The eventual revelation of his identity provides the answer she’s needed and validation that everything endured wasn’t in her head. It leads to a powerful release of pent-up feelings that have led her to drug-abuse and prostitution as a means to numb her from the truth. We see fear in her eyes, an embarrassment and lack of worth allowing her to push those she loves away in order to save them from her nightmare. She cannot risk “Bob” knowing their identities so he can weaponize her love. She cannot risk sobriety because seeing her assailant as “Bob” is better than seeing him in his earthly form. How she rebels to escape reality becomes salvation. And if it somehow kills her in the process, maybe that’s an ideal fate.

Lynch delves into all of Laura’s secrets in a way that puts her on center stage like the show never could. How he does it relies upon our knowledge of the series—so this movie should always be watched after both seasons despite it taking place before them—and as such makes it difficult to truly look upon Fire Walk with Me as a standalone piece. But I don’t think that was ever part of its intention. Lynch and Lee both hoped to get to the heart of this character that we never saw except via flashbacks. Her death may get the ball rolling as far as the FBI coming into Twin Peaks to overturn more rocks, but her life is what brought “Bob” into their world.

We’ll see how it was his desire to keep Laura in his sights that led to everything. This is as much a story about his evil as her tragedy. It’s about a war between good and bad with unlikely suppliers of the former (see the Tremonds) and immortal creatures wielding the latter. Laura’s absent angels exist in places she doesn’t quite understand yet with the horrors of incest, corruption, and abuse visible in the spotlight without supernatural surrealism to cloud the impact of what’s happening. And both Lee and Wise are up to the task to handle the subject matter with performances that can’t help but shine above the franchise’s usual soap opera hysterics. To watch Wise’s face instantly shift from doting father to violent monster is unforgettable.
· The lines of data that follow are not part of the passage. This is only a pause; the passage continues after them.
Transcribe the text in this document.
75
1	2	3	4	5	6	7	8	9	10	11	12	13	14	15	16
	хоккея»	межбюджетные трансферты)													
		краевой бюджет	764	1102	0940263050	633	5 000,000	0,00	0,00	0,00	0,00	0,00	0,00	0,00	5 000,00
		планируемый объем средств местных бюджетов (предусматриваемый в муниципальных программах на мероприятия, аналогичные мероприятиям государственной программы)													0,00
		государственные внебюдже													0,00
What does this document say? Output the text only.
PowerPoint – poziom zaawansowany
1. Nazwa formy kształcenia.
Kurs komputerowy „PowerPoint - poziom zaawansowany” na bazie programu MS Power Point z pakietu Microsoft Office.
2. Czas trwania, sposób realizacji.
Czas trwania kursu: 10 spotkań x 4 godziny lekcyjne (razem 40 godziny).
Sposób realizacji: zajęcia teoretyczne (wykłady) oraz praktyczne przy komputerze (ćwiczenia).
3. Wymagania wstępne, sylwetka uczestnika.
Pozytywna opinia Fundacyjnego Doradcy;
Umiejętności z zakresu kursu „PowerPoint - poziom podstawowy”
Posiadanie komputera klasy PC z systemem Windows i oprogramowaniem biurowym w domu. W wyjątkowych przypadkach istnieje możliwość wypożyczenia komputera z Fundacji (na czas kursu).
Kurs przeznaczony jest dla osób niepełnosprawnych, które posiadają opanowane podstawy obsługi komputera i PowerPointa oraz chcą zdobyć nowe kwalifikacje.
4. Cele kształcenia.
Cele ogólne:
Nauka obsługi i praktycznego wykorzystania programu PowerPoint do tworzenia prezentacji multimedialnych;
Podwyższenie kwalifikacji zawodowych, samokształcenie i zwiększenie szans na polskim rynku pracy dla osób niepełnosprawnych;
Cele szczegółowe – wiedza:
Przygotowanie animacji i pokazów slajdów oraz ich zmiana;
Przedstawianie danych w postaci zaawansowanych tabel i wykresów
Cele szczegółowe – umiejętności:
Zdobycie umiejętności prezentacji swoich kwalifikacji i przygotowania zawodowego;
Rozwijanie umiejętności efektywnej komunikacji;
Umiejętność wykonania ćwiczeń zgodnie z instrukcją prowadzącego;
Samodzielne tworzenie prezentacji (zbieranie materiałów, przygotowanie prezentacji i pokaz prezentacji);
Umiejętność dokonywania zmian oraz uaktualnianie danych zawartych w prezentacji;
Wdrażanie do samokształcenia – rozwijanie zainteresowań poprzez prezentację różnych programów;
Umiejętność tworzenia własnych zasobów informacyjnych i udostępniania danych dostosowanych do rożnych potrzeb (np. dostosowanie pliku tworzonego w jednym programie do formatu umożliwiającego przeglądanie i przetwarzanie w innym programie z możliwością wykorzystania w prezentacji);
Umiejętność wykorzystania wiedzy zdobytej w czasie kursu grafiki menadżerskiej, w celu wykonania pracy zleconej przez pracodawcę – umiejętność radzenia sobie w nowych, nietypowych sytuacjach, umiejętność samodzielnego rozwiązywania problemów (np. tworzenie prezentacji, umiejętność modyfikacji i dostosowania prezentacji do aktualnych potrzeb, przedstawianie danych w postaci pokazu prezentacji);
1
It becomes an expressionistic artwork with reds and blues, thematic juxtapositions dissolving into each other, and the transference of place between our plane and the next, but it’s very raw and graphic in its authenticity too. Laura’s transitions from preoccupied victim struggling to stay afloat to high school sweetheart using an artificial air of bubbly excitement is all that overshadows Wise’s performance. These two complex roles allow a glimpse at the humanity both possess, humanity that outside forces have attempted to erase. Those who watched the show know that justice is impossible in any real sense of the word, so this film exists to say that Laura’s death was not in vain. Right to the end she wouldn’t succumb to “Bob’s” desires. Her identity bent but never broke.

So it works as a sequel too. Besides the cameo by Heather Graham‘s Annie supposing that time doesn’t exist in the Black Lodge (“Bob’s” current, past, and future forms forever trapped together and not at all), its display of “Bob’s” power explains how insidious he is. He uses pain to wear down his potential vessels until they become so caught up in the suffering of those they love that they’ll do anything to stop it. The fact Laura never gave up therefore means something. She wasn’t just a victim; she was a warrior who went toe-to-toe with “Bob” and defeated him. Her existence in the Black Lodge isn’t necessarily as a prisoner as much as a symbol of purity, warning others who stumble into its red curtains.

This surreal labyrinth without escape embodies Hell, its walls craving the suffering of innocents. It houses entities of ill intent even as their real world counterparts forsake them (see Al Strobel‘s Philip Gerard). And it of course parallels the as yet unseen White Lodge, a place of goodness that may exist right atop the Black. Perhaps the part of the Lodge we see is merely a waiting room filled with those trying to drag mankind down to the depths of horror. The good—Sarah Palmer’s (Grace Zabriske) horse and Carel Struycken‘s giant—remain in our world guiding those who have gone astray. Maybe the Lodge is simply a glimpse at our eternal souls, the war for humanity waging on behind the scenes with evil sadly in the lead.